“You look new. And you act all-fired new. My name is Bill Dancing and I am the telegraph lineman.”

“Why, you are the man I am looking for.”

“So I thought, when you pushed me out of here with the rest of your visitors.”

“Why didn’t you speak up, Bill?” demanded Bucks calmly.

A quizzical expression passed over Dancing’s face. “I didn’t want to break the calm. When I see a man walking around a powder magazine I hate to do anything that might set it off.

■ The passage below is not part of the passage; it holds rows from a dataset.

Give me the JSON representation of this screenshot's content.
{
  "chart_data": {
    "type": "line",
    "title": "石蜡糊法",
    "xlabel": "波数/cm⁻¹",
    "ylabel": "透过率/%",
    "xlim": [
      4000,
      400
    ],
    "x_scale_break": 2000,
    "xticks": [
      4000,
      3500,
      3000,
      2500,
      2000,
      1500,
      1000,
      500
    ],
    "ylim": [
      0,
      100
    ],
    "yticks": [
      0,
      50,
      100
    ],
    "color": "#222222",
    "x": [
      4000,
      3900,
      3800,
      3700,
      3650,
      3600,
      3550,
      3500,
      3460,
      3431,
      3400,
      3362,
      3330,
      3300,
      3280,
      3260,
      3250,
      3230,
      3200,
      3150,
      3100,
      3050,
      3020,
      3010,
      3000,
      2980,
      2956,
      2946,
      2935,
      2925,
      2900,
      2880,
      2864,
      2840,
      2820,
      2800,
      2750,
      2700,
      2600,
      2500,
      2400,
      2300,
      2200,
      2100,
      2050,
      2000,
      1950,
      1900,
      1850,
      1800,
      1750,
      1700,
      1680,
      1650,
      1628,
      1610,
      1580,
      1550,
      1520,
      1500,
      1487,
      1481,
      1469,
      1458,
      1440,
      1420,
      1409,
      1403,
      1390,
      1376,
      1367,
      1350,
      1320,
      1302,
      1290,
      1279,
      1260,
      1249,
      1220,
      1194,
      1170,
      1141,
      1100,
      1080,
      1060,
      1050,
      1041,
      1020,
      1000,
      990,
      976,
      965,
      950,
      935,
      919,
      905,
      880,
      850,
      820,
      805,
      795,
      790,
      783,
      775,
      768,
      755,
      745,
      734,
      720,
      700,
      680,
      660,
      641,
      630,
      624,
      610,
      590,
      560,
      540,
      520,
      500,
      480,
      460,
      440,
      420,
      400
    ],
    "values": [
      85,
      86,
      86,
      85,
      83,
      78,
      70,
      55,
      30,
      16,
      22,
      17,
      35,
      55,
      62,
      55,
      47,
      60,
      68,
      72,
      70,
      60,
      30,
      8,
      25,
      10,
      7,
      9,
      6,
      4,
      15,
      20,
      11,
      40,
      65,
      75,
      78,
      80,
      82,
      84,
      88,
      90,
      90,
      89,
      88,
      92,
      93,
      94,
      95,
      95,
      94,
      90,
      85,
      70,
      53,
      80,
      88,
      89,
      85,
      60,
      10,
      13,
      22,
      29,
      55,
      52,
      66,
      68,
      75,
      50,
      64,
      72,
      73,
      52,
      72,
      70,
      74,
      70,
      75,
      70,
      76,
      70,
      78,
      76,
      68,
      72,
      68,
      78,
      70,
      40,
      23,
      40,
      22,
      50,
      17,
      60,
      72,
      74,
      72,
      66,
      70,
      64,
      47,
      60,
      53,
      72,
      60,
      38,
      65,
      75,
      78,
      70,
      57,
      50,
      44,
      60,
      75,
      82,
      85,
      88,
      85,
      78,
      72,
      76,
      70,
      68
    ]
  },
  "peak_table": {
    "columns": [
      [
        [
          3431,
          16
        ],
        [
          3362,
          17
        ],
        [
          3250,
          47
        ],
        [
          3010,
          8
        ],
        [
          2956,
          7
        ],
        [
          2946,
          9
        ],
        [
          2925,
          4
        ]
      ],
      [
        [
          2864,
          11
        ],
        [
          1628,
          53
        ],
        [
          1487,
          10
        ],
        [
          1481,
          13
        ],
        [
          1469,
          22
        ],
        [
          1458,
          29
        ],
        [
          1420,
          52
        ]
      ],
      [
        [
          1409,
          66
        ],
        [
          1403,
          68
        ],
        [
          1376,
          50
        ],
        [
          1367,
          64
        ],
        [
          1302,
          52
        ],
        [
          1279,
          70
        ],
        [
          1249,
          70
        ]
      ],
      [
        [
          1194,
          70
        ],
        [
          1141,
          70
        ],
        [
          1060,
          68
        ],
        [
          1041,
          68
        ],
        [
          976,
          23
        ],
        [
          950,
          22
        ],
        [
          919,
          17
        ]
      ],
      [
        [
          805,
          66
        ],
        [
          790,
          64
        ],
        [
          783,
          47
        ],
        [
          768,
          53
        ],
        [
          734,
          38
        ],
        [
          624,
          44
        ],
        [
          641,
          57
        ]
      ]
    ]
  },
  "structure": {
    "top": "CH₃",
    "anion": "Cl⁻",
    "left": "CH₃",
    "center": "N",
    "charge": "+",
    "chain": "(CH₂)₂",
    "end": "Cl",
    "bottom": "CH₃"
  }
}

“So your name is Bucks,” continued Dancing, as he walked through the wicket and threw his wet hat among the way-bills on the freight desk. “Well, Mr. Bucks, do you know what was most likely to happen to you any minute before you got through with that crowd, just now?”

“No, I don’t know. Why?” asked Bucks, busy with his messages.

“Have you ever seen a shooting mix-up in Medicine 9 Bend?” demanded Dancing in a tone of calculated indifference.

“No,” answered Bucks in decided but off-hand manner, “I never saw a shooting mix-up anywhere.”

“Never got shot up just for fun?” persisted Dancing. “Do you know,” he continued without waiting for an answer, “who that polite man was, the last one you shouldered out of here?” Dancing pointed as he spoke to the corner from which Levake had risen, but the operator, straightening out the papers before him, did not look around.